A Bandit Framework for Optimal Selection of Reinforcement Learning Agents
This addresses the challenge of efficiently choosing reinforcement learning architectures in practical applications where interactions are expensive, though it is incremental as it builds on existing bandit and agent selection methods.
The paper tackles the problem of selecting the optimal reinforcement learning agent from a set with different inductive biases in costly environments without simulators, by proposing a multi-arm bandit framework that uses surrogate rewards to accelerate selection, and shows it consistently selects the optimal agent after finite steps while collecting more cumulative reward compared to sub-optimal or uniform selection.

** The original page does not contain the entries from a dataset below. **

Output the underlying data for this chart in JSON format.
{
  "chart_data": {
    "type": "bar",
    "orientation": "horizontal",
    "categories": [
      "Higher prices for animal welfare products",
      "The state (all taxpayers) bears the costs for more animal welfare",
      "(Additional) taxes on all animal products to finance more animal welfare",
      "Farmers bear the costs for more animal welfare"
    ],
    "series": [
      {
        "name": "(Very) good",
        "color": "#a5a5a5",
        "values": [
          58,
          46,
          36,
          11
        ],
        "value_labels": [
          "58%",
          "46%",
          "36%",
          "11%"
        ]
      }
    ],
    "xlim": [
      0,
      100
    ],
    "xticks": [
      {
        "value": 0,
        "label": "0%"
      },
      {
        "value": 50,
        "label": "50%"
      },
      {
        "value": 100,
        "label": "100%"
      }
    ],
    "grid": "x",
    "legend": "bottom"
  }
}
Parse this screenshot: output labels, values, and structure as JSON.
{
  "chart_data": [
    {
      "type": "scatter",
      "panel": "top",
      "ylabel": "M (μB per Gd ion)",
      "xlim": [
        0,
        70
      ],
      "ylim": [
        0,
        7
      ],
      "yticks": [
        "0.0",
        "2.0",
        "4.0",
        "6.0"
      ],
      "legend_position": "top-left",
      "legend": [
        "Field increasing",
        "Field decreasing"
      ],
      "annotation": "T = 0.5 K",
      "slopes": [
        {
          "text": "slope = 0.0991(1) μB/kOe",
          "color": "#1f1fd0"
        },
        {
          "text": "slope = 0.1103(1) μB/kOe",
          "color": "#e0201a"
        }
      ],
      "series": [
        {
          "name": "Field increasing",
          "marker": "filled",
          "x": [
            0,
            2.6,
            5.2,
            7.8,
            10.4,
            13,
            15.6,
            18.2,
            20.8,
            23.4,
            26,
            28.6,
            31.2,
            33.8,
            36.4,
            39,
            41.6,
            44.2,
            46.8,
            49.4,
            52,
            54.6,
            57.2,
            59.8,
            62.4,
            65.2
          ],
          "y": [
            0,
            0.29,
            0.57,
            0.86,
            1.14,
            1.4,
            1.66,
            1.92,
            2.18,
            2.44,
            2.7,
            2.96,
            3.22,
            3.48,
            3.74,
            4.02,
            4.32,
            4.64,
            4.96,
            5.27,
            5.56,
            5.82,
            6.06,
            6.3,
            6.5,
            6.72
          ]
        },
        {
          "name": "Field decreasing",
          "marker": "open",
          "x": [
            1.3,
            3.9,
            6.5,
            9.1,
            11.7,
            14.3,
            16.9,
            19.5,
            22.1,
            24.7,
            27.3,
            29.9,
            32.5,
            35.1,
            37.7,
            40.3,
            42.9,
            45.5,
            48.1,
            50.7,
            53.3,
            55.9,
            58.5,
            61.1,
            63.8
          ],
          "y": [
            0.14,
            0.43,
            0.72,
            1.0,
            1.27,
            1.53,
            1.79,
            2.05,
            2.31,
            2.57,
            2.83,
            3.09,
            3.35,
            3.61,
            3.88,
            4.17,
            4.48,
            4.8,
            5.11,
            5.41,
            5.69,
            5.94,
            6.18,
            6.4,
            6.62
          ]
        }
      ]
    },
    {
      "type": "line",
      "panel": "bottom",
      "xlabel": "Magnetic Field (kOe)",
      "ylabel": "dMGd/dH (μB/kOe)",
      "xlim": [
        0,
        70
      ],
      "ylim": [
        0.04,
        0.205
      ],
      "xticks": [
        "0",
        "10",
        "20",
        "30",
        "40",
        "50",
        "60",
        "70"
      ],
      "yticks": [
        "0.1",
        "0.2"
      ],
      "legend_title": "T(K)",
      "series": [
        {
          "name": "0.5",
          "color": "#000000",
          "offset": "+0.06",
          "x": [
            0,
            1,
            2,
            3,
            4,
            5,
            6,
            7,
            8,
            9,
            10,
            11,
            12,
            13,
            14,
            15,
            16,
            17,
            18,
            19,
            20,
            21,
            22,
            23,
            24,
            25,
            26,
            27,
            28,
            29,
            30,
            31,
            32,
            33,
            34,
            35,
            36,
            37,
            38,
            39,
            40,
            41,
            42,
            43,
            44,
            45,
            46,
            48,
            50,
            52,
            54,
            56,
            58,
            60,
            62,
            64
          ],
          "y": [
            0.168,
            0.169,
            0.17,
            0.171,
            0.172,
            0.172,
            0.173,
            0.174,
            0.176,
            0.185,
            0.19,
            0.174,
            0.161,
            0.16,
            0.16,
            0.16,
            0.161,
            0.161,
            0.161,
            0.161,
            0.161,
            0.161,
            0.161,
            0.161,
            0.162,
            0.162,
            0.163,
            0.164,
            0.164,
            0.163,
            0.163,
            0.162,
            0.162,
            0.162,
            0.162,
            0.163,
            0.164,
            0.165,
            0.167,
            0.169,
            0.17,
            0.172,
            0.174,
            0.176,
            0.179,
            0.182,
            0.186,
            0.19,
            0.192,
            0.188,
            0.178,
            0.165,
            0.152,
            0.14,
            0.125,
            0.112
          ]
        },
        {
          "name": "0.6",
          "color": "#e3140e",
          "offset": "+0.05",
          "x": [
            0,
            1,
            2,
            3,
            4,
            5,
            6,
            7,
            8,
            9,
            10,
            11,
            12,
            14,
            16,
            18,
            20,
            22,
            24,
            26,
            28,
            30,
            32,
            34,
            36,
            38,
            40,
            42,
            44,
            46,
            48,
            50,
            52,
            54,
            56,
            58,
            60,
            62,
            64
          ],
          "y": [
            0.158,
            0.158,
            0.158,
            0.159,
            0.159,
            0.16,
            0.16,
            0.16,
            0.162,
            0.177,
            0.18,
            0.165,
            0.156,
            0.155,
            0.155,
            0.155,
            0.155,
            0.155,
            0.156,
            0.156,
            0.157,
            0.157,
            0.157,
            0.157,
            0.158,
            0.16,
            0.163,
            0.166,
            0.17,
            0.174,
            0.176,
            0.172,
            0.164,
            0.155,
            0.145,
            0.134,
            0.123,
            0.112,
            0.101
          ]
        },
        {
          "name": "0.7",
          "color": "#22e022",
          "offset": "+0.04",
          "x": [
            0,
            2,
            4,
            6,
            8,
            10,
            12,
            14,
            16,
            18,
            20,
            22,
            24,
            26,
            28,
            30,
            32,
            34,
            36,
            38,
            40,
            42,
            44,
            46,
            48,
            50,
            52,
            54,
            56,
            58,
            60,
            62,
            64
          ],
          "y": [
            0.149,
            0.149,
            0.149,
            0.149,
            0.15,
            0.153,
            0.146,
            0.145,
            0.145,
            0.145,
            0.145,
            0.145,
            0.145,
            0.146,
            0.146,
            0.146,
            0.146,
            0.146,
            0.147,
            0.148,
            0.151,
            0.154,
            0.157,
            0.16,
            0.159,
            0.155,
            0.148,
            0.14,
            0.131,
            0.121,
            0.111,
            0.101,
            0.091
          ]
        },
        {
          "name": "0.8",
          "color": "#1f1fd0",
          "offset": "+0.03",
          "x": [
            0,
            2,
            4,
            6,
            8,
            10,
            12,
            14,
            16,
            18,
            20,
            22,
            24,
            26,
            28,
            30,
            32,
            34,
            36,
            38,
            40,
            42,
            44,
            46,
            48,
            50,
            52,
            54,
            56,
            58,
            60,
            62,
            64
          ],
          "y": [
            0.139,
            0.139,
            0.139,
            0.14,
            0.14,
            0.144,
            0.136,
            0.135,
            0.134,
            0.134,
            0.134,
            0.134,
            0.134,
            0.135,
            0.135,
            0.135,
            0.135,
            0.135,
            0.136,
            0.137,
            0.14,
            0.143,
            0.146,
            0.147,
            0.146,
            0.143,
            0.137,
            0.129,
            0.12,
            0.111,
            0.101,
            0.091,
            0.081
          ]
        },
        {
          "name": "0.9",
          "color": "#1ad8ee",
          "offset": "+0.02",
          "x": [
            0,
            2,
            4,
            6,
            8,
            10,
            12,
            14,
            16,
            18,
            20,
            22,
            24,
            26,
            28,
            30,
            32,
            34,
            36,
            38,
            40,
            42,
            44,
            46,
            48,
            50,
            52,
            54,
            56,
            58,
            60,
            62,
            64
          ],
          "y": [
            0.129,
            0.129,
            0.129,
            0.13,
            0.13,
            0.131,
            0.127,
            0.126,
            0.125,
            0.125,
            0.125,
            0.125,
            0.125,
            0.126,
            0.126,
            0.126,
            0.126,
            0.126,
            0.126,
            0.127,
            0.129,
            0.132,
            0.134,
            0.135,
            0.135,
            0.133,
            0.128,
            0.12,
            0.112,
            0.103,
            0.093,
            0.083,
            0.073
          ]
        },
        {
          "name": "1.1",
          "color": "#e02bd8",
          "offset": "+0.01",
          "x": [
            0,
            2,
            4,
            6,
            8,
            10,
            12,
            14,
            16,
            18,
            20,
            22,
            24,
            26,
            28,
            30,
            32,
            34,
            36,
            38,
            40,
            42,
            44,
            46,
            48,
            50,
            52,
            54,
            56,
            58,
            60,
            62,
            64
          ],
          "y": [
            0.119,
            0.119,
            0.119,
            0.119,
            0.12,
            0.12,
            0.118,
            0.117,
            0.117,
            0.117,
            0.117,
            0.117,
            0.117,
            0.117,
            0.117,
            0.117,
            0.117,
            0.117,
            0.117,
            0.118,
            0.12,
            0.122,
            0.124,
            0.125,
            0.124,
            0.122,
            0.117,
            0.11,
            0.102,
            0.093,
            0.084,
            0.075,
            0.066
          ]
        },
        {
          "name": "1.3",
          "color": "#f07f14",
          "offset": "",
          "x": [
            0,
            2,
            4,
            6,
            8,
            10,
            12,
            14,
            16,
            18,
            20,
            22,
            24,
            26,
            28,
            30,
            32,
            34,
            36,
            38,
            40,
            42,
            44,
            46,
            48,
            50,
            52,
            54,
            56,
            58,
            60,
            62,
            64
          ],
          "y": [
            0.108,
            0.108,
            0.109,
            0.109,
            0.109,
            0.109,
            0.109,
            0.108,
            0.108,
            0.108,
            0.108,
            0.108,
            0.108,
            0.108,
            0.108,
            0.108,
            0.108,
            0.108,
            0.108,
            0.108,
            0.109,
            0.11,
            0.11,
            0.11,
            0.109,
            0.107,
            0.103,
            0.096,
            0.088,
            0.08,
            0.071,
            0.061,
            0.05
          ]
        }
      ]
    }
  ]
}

Deep Reinforcement Learning has been shown to be very successful in complex games, e.g. Atari or Go. These games have clearly defined rules, and hence allow simulation. In many practical applications, however, interactions with the environment are costly and a good simulator of the environment is not available. Further, as environments differ by application, the optimal inductive bias (architecture, hyperparameters, etc.) of a reinforcement agent depends on the application. In this work, we propose a multi-arm bandit framework that selects from a set of different reinforcement learning agents to choose the one with the best inductive bias. To alleviate the problem of sparse rewards, the reinforcement learning agents are augmented with surrogate rewards. This helps the bandit framework to select the best agents early, since these rewards are smoother and less sparse than the environment reward. The bandit has the double objective of maximizing the reward while the agents are learning and selecting the best agent after a finite number of learning steps. Our experimental results on standard environments show that the proposed framework is able to consistently select the optimal agent after a finite number of steps, while collecting more cumulative reward compared to selecting a sub-optimal architecture or uniformly alternating between different agents.